# HR44 Genie DVR stops responding to remote



## Pemberto (Sep 5, 2013)

Just got a new HR44 Genie whole home DVR. The problem is that the DVR stops responding to the remote. The remote is new with new batteries. The green light continues to flash and controls the tv fine. I have found if you press the guide button on the front of the DVR, all of the remote button presses will play all at once. After this, the DVR responds again to the remote.

Dtv has replaced the DVR once and the new one behaves exactly the same way as the old one.

Am I missing something?


----------



## TorinTPG (Aug 11, 2013)

Are you setup with IR or RF the remote?


----------



## NR4P (Jan 16, 2007)

Be sure the remote control is in RF mode.

If you still have problems, block the front of the HR44 completely. Cardboard will do. Put it right up against the front panel.

If the remote then works fine, you have IR interference. The HR44 will respond to IR even when the remote is sending RF. I wish we could turn off IR reception but can't.


----------



## Pemberto (Sep 5, 2013)

It is setup in IR mode.


----------



## Pemberto (Sep 5, 2013)

I can generally get the DVR to stop responding to the remote by opening PIP and changing between the two windows several times. After the guide button is pressed on the DVR, it will then 'play' through every button I have pressed on the remote since the DVR stopped responding to the remote. It seems to store the keystrokes, then play them all at once.


----------



## NR4P (Jan 16, 2007)

Did you put the remote in RF?


----------



## Pemberto (Sep 5, 2013)

I put the remote in RF mode. DVR still behaves the same way. Some buttons continue to work such as guide, menu, list, exit, and info. The arrows around the select button and the channel down stop working. Resetting the DVR restores full remote operation for a little while.


----------



## NR4P (Jan 16, 2007)

Did you block the front of the HR44 as I suggested earlier?

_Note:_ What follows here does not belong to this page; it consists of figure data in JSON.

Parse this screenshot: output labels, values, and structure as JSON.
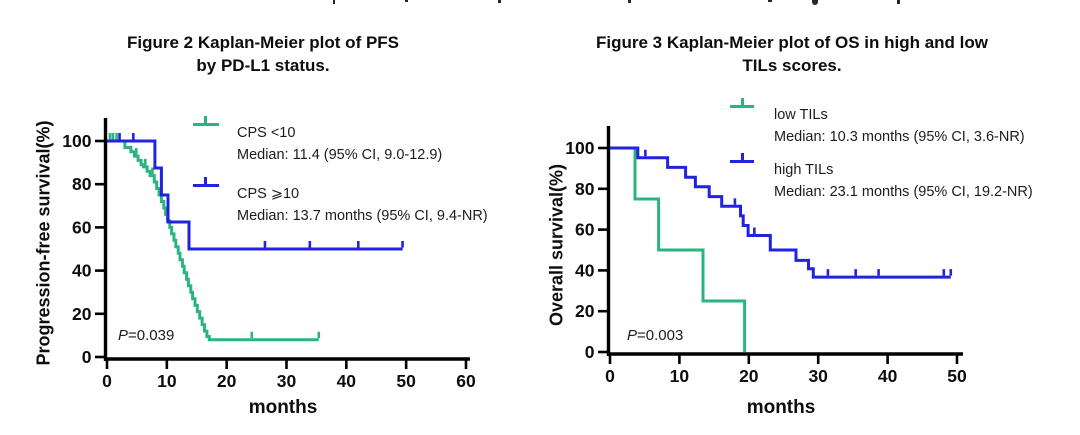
{
  "figure": {
    "background": "#ffffff",
    "axis_color": "#000000",
    "top_cropped_line": "illegible bottom edge of a cropped text line"
  },
  "chart_data": [
    {
      "type": "line",
      "subtype": "kaplan-meier-step",
      "title_lines": [
        "Figure 2 Kaplan-Meier plot of PFS",
        "by PD-L1 status."
      ],
      "xlabel": "months",
      "ylabel": "Progression-free survival(%)",
      "xlim": [
        0,
        60
      ],
      "ylim": [
        0,
        100
      ],
      "xticks": [
        0,
        10,
        20,
        30,
        40,
        50,
        60
      ],
      "yticks": [
        0,
        20,
        40,
        60,
        80,
        100
      ],
      "grid": false,
      "legend_position": "upper right inside",
      "p_label": {
        "prefix": "P",
        "value": "=0.039"
      },
      "series": [
        {
          "name": "CPS <10",
          "median": "Median: 11.4 (95% CI, 9.0-12.9)",
          "color": "#2ab57f",
          "steps": [
            [
              0,
              100
            ],
            [
              3,
              97
            ],
            [
              4,
              95
            ],
            [
              4.6,
              93
            ],
            [
              5.2,
              91
            ],
            [
              5.7,
              89
            ],
            [
              6.1,
              88
            ],
            [
              6.7,
              86
            ],
            [
              7.2,
              84
            ],
            [
              7.9,
              81
            ],
            [
              8.3,
              78
            ],
            [
              8.7,
              75
            ],
            [
              9.1,
              72
            ],
            [
              9.5,
              69
            ],
            [
              9.8,
              66
            ],
            [
              10.1,
              63
            ],
            [
              10.5,
              60
            ],
            [
              10.8,
              57
            ],
            [
              11.2,
              54
            ],
            [
              11.5,
              51
            ],
            [
              11.9,
              48
            ],
            [
              12.2,
              45
            ],
            [
              12.6,
              42
            ],
            [
              12.9,
              39
            ],
            [
              13.3,
              36
            ],
            [
              13.6,
              33
            ],
            [
              14,
              30
            ],
            [
              14.3,
              27
            ],
            [
              14.7,
              24
            ],
            [
              15.1,
              21
            ],
            [
              15.5,
              18
            ],
            [
              15.9,
              15
            ],
            [
              16.3,
              12
            ],
            [
              16.7,
              9.5
            ],
            [
              17.1,
              8
            ]
          ],
          "end_x": 35.4,
          "censors": [
            [
              0.5,
              100
            ],
            [
              1,
              100
            ],
            [
              1.6,
              100
            ],
            [
              4.9,
              93
            ],
            [
              6.4,
              88
            ],
            [
              7.6,
              84
            ],
            [
              24.2,
              8
            ],
            [
              35.4,
              8
            ]
          ]
        },
        {
          "name": "CPS ⩾10",
          "median": "Median: 13.7 months (95% CI, 9.4-NR)",
          "color": "#2222e2",
          "steps": [
            [
              0,
              100
            ],
            [
              8,
              87.5
            ],
            [
              9.1,
              75
            ],
            [
              10.2,
              62.5
            ],
            [
              13.7,
              50
            ]
          ],
          "end_x": 49.4,
          "censors": [
            [
              2.1,
              100
            ],
            [
              4.4,
              100
            ],
            [
              26.4,
              50
            ],
            [
              33.9,
              50
            ],
            [
              42,
              50
            ],
            [
              49.4,
              50
            ]
          ]
        }
      ]
    },
    {
      "type": "line",
      "subtype": "kaplan-meier-step",
      "title_lines": [
        "Figure 3 Kaplan-Meier plot of OS in high and low",
        "TILs scores."
      ],
      "xlabel": "months",
      "ylabel": "Overall survival(%)",
      "xlim": [
        0,
        51
      ],
      "ylim": [
        0,
        100
      ],
      "xticks": [
        0,
        10,
        20,
        30,
        40,
        50
      ],
      "yticks": [
        0,
        20,
        40,
        60,
        80,
        100
      ],
      "grid": false,
      "legend_position": "upper right inside",
      "p_label": {
        "prefix": "P",
        "value": "=0.003"
      },
      "series": [
        {
          "name": "low TILs",
          "median": "Median: 10.3 months (95% CI, 3.6-NR)",
          "color": "#2ab57f",
          "steps": [
            [
              0,
              100
            ],
            [
              3.6,
              75
            ],
            [
              7,
              50
            ],
            [
              13.4,
              25
            ],
            [
              19.4,
              0
            ]
          ],
          "end_x": 19.4,
          "censors": []
        },
        {
          "name": "high TILs",
          "median": "Median: 23.1 months (95% CI, 19.2-NR)",
          "color": "#2222e2",
          "steps": [
            [
              0,
              100
            ],
            [
              4,
              95.2
            ],
            [
              8.3,
              90.5
            ],
            [
              10.9,
              85.7
            ],
            [
              12.3,
              81
            ],
            [
              14.3,
              76.2
            ],
            [
              16.1,
              71.4
            ],
            [
              18.8,
              66.7
            ],
            [
              19.2,
              62
            ],
            [
              19.9,
              57.1
            ],
            [
              23.1,
              50
            ],
            [
              26.8,
              44.9
            ],
            [
              28.6,
              40.8
            ],
            [
              29.3,
              36.7
            ]
          ],
          "end_x": 49.1,
          "censors": [
            [
              5.1,
              95.2
            ],
            [
              18,
              71.4
            ],
            [
              20.8,
              57.1
            ],
            [
              31.4,
              36.7
            ],
            [
              35.4,
              36.7
            ],
            [
              38.7,
              36.7
            ],
            [
              48.1,
              36.7
            ],
            [
              49.1,
              36.7
            ]
          ]
        }
      ]
    }
  ]
}
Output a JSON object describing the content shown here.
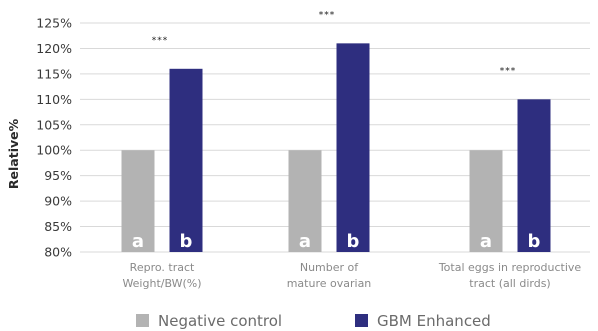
{
  "chart_data": {
    "type": "bar",
    "ylabel": "Relative%",
    "ylim": [
      80,
      125
    ],
    "yticks": [
      "80%",
      "85%",
      "90%",
      "95%",
      "100%",
      "105%",
      "110%",
      "115%",
      "120%",
      "125%"
    ],
    "grid": true,
    "legend_position": "bottom",
    "categories": [
      [
        "Repro. tract",
        "Weight/BW(%)"
      ],
      [
        "Number of",
        "mature ovarian"
      ],
      [
        "Total eggs in reproductive",
        "tract (all dirds)"
      ]
    ],
    "series": [
      {
        "name": "Negative control",
        "values": [
          100,
          100,
          100
        ],
        "color": "#b3b3b3",
        "labels": [
          "a",
          "a",
          "a"
        ]
      },
      {
        "name": "GBM Enhanced",
        "values": [
          116,
          121,
          110
        ],
        "color": "#2e2e7f",
        "labels": [
          "b",
          "b",
          "b"
        ]
      }
    ],
    "annotations": [
      "***",
      "***",
      "***"
    ]
  }
}
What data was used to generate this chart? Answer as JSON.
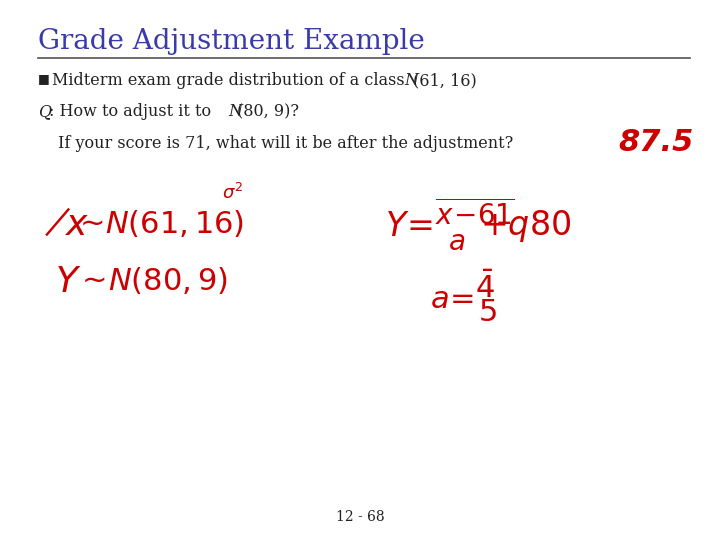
{
  "title": "Grade Adjustment Example",
  "title_color": "#3a3aaa",
  "title_fontsize": 20,
  "background_color": "#ffffff",
  "text_color": "#222222",
  "handwriting_color": "#cc0000",
  "page_number": "12 - 68",
  "bullet_line": "Midterm exam grade distribution of a class N(61, 16)",
  "q_line": "Q: How to adjust it to N(80, 9)?",
  "indent_line": "If your score is 71, what will it be after the adjustment?"
}
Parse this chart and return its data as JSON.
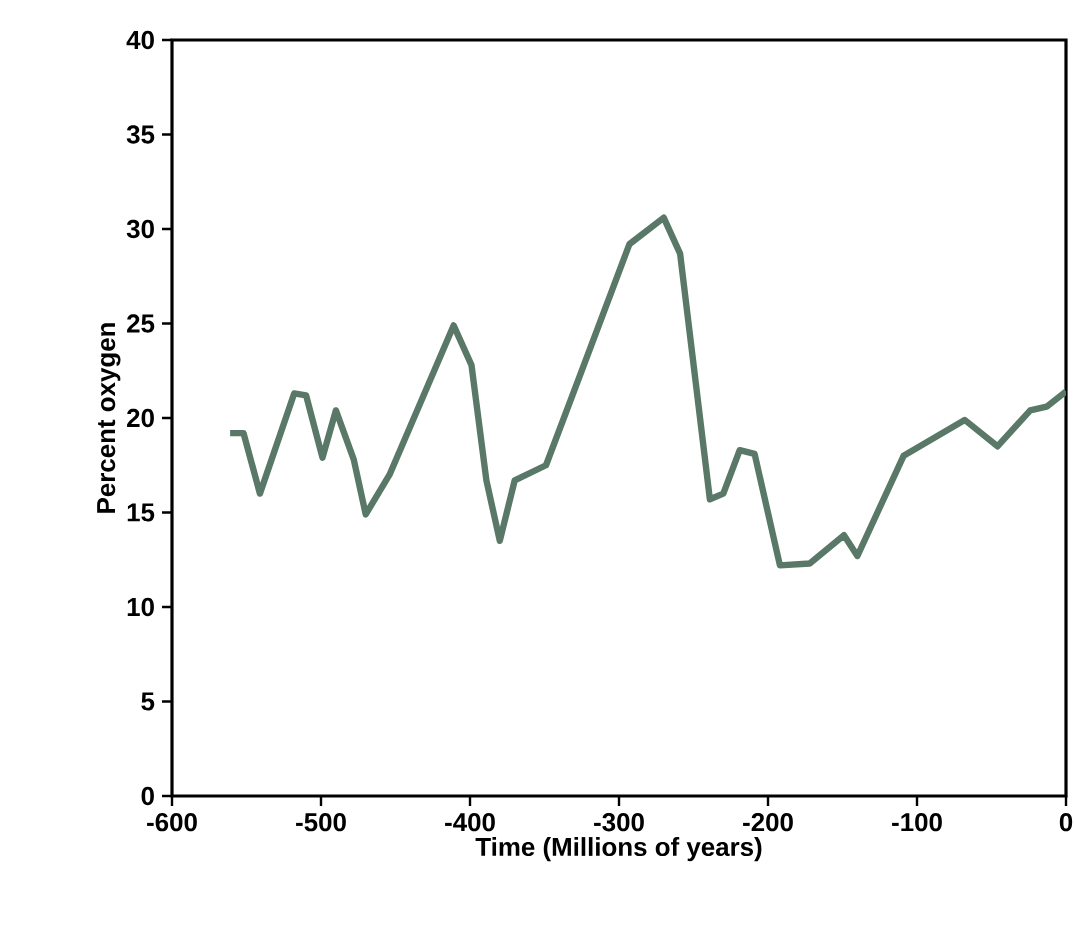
{
  "chart_data": {
    "type": "line",
    "xlabel": "Time (Millions of years)",
    "ylabel": "Percent oxygen",
    "x": [
      -561,
      -552,
      -541,
      -518,
      -510,
      -499,
      -490,
      -478,
      -470,
      -454,
      -411,
      -399,
      -389,
      -380,
      -370,
      -349,
      -326,
      -293,
      -270,
      -259,
      -239,
      -230,
      -219,
      -209,
      -192,
      -172,
      -149,
      -140,
      -109,
      -68,
      -46,
      -24,
      -13,
      0
    ],
    "series": [
      {
        "color": "#5a7868",
        "values": [
          19.2,
          19.2,
          16.0,
          21.3,
          21.2,
          17.9,
          20.4,
          17.8,
          14.9,
          17.0,
          24.9,
          22.8,
          16.7,
          13.5,
          16.7,
          17.5,
          22.3,
          29.2,
          30.6,
          28.7,
          15.7,
          16.0,
          18.3,
          18.1,
          12.2,
          12.3,
          13.8,
          12.7,
          18.0,
          19.9,
          18.5,
          20.4,
          20.6,
          21.4
        ]
      }
    ],
    "xlim": [
      -600,
      0
    ],
    "ylim": [
      0,
      40
    ],
    "xticks": [
      -600,
      -500,
      -400,
      -300,
      -200,
      -100,
      0
    ],
    "yticks": [
      0,
      5,
      10,
      15,
      20,
      25,
      30,
      35,
      40
    ],
    "grid": false,
    "marker": "none",
    "line_style": "solid"
  }
}
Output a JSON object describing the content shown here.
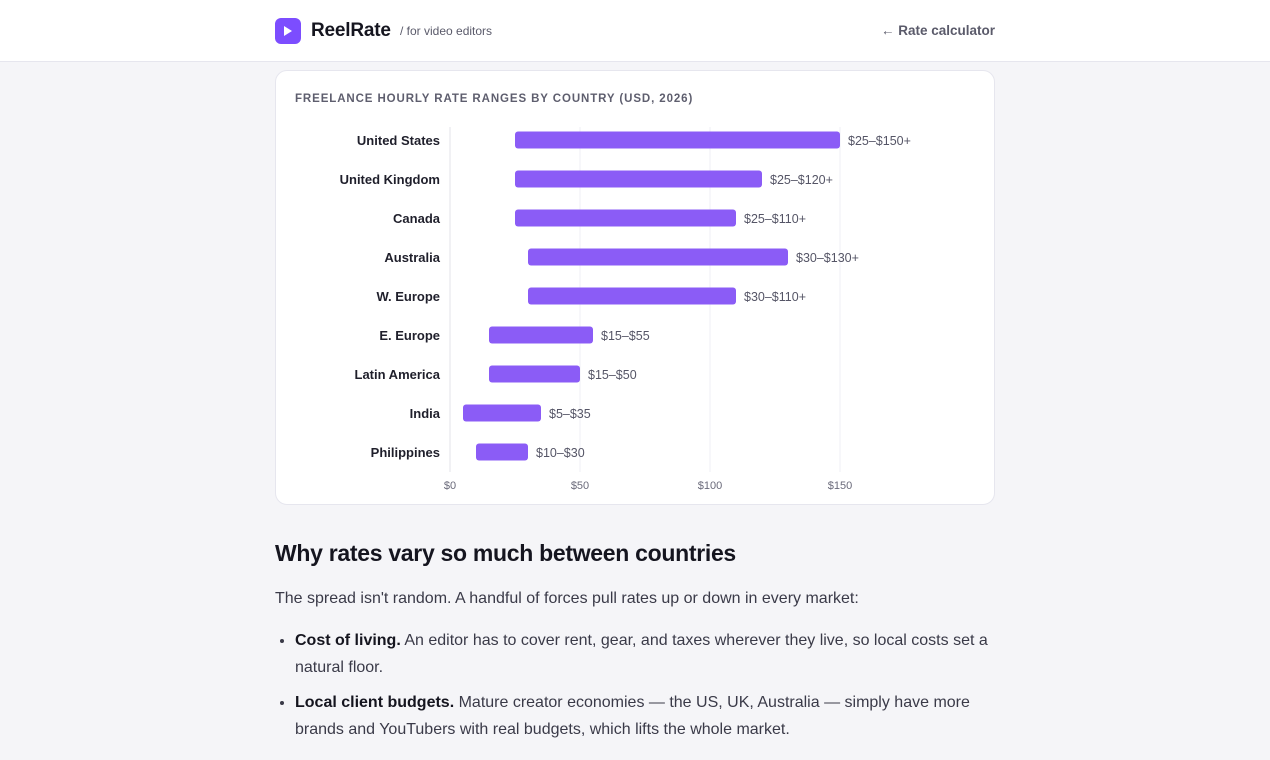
{
  "header": {
    "brand": "ReelRate",
    "tagline": "/ for video editors",
    "nav_link": "← Rate calculator",
    "accent": "#7c4dff"
  },
  "chart_card": {
    "title": "Freelance hourly rate ranges by country (USD, 2026)"
  },
  "chart_data": {
    "type": "bar",
    "orientation": "horizontal-range",
    "title": "Freelance hourly rate ranges by country (USD, 2026)",
    "categories": [
      "United States",
      "United Kingdom",
      "Canada",
      "Australia",
      "W. Europe",
      "E. Europe",
      "Latin America",
      "India",
      "Philippines"
    ],
    "series": [
      {
        "low": [
          25,
          25,
          25,
          30,
          30,
          15,
          15,
          5,
          10
        ],
        "high": [
          150,
          120,
          110,
          130,
          110,
          55,
          50,
          35,
          30
        ],
        "labels": [
          "$25–$150+",
          "$25–$120+",
          "$25–$110+",
          "$30–$130+",
          "$30–$110+",
          "$15–$55",
          "$15–$50",
          "$5–$35",
          "$10–$30"
        ]
      }
    ],
    "xlim": [
      0,
      150
    ],
    "xticks": [
      0,
      50,
      100,
      150
    ],
    "xtick_labels": [
      "$0",
      "$50",
      "$100",
      "$150"
    ],
    "grid": true,
    "bar_color": "#8b5cf6"
  },
  "article": {
    "heading": "Why rates vary so much between countries",
    "intro": "The spread isn't random. A handful of forces pull rates up or down in every market:",
    "bullets": [
      {
        "term": "Cost of living.",
        "text": " An editor has to cover rent, gear, and taxes wherever they live, so local costs set a natural floor."
      },
      {
        "term": "Local client budgets.",
        "text": " Mature creator economies — the US, UK, Australia — simply have more brands and YouTubers with real budgets, which lifts the whole market."
      }
    ]
  }
}
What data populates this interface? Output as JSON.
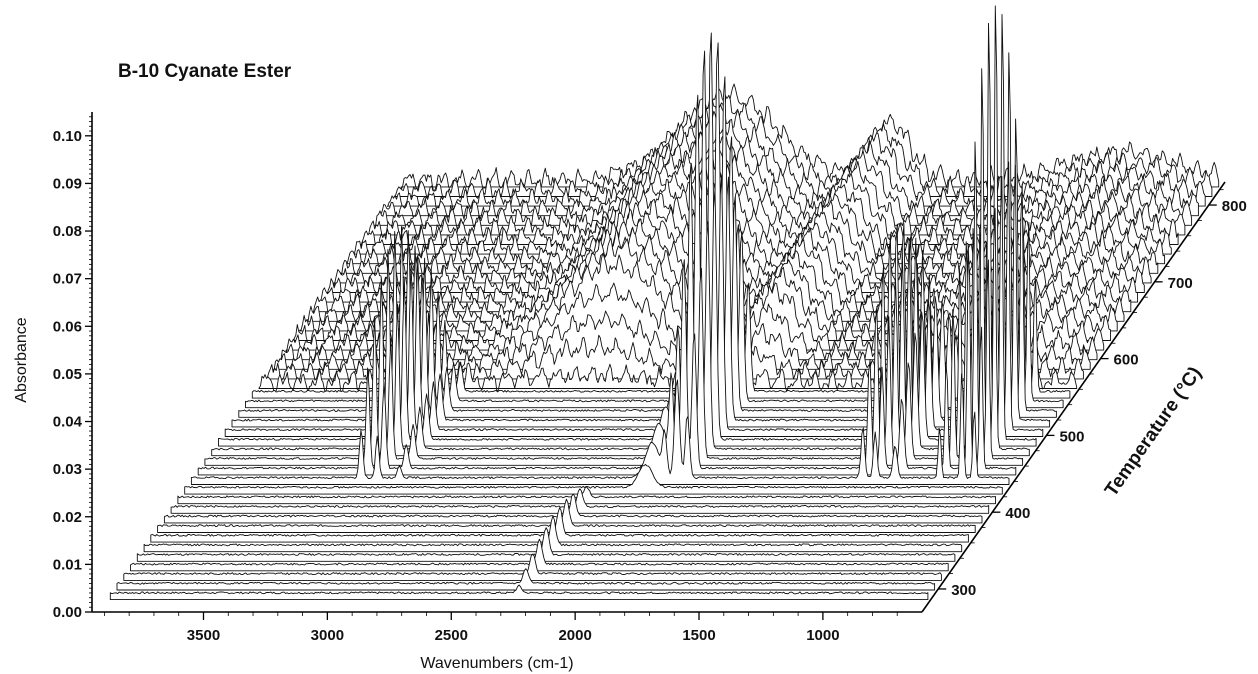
{
  "chart_data": {
    "type": "line",
    "style": "3d-waterfall",
    "title": "B-10 Cyanate Ester",
    "xlabel": "Wavenumbers (cm-1)",
    "ylabel": "Absorbance",
    "zlabel": "Temperature (°C)",
    "x_ticks": [
      "3500",
      "3000",
      "2500",
      "2000",
      "1500",
      "1000"
    ],
    "y_ticks": [
      "0.00",
      "0.01",
      "0.02",
      "0.03",
      "0.04",
      "0.05",
      "0.06",
      "0.07",
      "0.08",
      "0.09",
      "0.10"
    ],
    "z_ticks": [
      "300",
      "400",
      "500",
      "600",
      "700",
      "800"
    ],
    "xlim": [
      3950,
      600
    ],
    "ylim": [
      0.0,
      0.105
    ],
    "zlim": [
      270,
      830
    ],
    "x_reversed": true,
    "series_count": 44,
    "temperature_start": 290,
    "temperature_step": 12.5,
    "peaks": [
      {
        "x": 3235,
        "height": 0.042,
        "width": 10,
        "t_start": 440,
        "t_end": 570
      },
      {
        "x": 3170,
        "height": 0.035,
        "width": 10,
        "t_start": 440,
        "t_end": 570
      },
      {
        "x": 3080,
        "height": 0.01,
        "width": 12,
        "t_start": 440,
        "t_end": 570
      },
      {
        "x": 2270,
        "height": 0.006,
        "width": 15,
        "t_start": 290,
        "t_end": 420
      },
      {
        "x": 2060,
        "height": 0.012,
        "width": 40,
        "t_start": 420,
        "t_end": 560
      },
      {
        "x": 2010,
        "height": 0.035,
        "width": 12,
        "t_start": 440,
        "t_end": 560
      },
      {
        "x": 1960,
        "height": 0.085,
        "width": 14,
        "t_start": 440,
        "t_end": 560
      },
      {
        "x": 1918,
        "height": 0.055,
        "width": 12,
        "t_start": 440,
        "t_end": 560
      },
      {
        "x": 1210,
        "height": 0.045,
        "width": 10,
        "t_start": 440,
        "t_end": 560
      },
      {
        "x": 1160,
        "height": 0.04,
        "width": 10,
        "t_start": 440,
        "t_end": 560
      },
      {
        "x": 1080,
        "height": 0.028,
        "width": 12,
        "t_start": 440,
        "t_end": 560
      },
      {
        "x": 900,
        "height": 0.045,
        "width": 8,
        "t_start": 440,
        "t_end": 560
      },
      {
        "x": 810,
        "height": 0.095,
        "width": 8,
        "t_start": 440,
        "t_end": 560
      },
      {
        "x": 760,
        "height": 0.06,
        "width": 8,
        "t_start": 440,
        "t_end": 560
      }
    ],
    "baseline_features": [
      {
        "x": 2600,
        "height": 0.018,
        "width": 280,
        "t_start": 560,
        "t_end": 830
      },
      {
        "x": 1950,
        "height": 0.012,
        "width": 120,
        "t_start": 560,
        "t_end": 830
      },
      {
        "x": 1000,
        "height": 0.006,
        "width": 300,
        "t_start": 560,
        "t_end": 830
      }
    ],
    "grid": false,
    "legend": "none"
  }
}
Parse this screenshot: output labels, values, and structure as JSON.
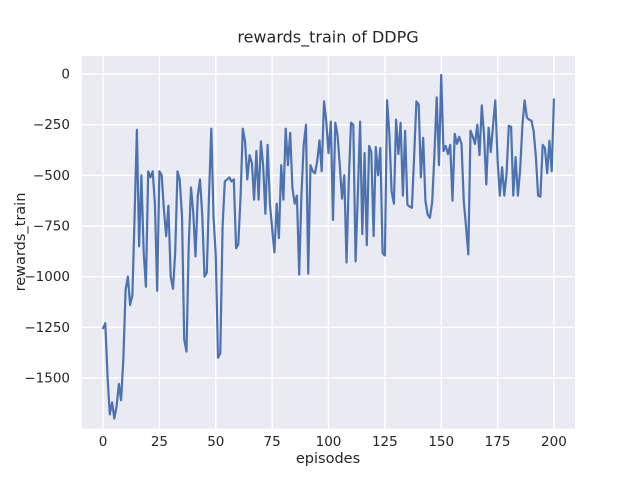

To rule out IR interference

If so and the trouble continues, do you have an Ethernet cable connected to the HR44?
If so, try removing it for a while and see if the problem continues.


----------



## NR4P (Jan 16, 2007)

BTW, what other Directv equipment do you have besides the HR44. Tell us about your system.


----------



## peds48 (Jan 11, 2008)

Yup, try covering the IR sensor to rule out IR interference


----------



## Pemberto (Sep 5, 2013)

I have only the HR44 whole home HD DVR (Genie) with the RC71 remote. One single tv. DVR is connected to Internet via wireless.

I tried covering the IR sensor, but that didn't help.

On sunday I finally put the RC71 remote away and began using my trusty old RC64 remote. Since then I have not had an issue. I read on another site about a possible compatibility issue with the RC71's. I will keep everyone posted. Thanks for the suggestions.


----------



## phodg (Jan 20, 2007)

I just had exactly the same issue on one of my HR21 machines (Some buttons continue to work such as guide, menu, list, exit, and info. The arrows around the select button and the channel down stop working.). I tried several other remotes and still got the same result. In the end, I did a RBR and that seemed to fix it. Weird. Hope it was a one-off.


----------



## GLJones (Feb 12, 2008)

OK...I have the same issue. HR44 with 3 Genie clients. The clients each have an RC71 paired RF with them. Several times now, the remote just stops working. If I use the old IR remote, that still works. I then have to reset the remote settings to IR and reset the remote itself. I can then re-pair them and it will work for a week or two. This is occurring on two of the three Genie clients. It is really annoying. 

I cannot figure out anything that might cause it like power glitches, lightning, software updates, etc...


----------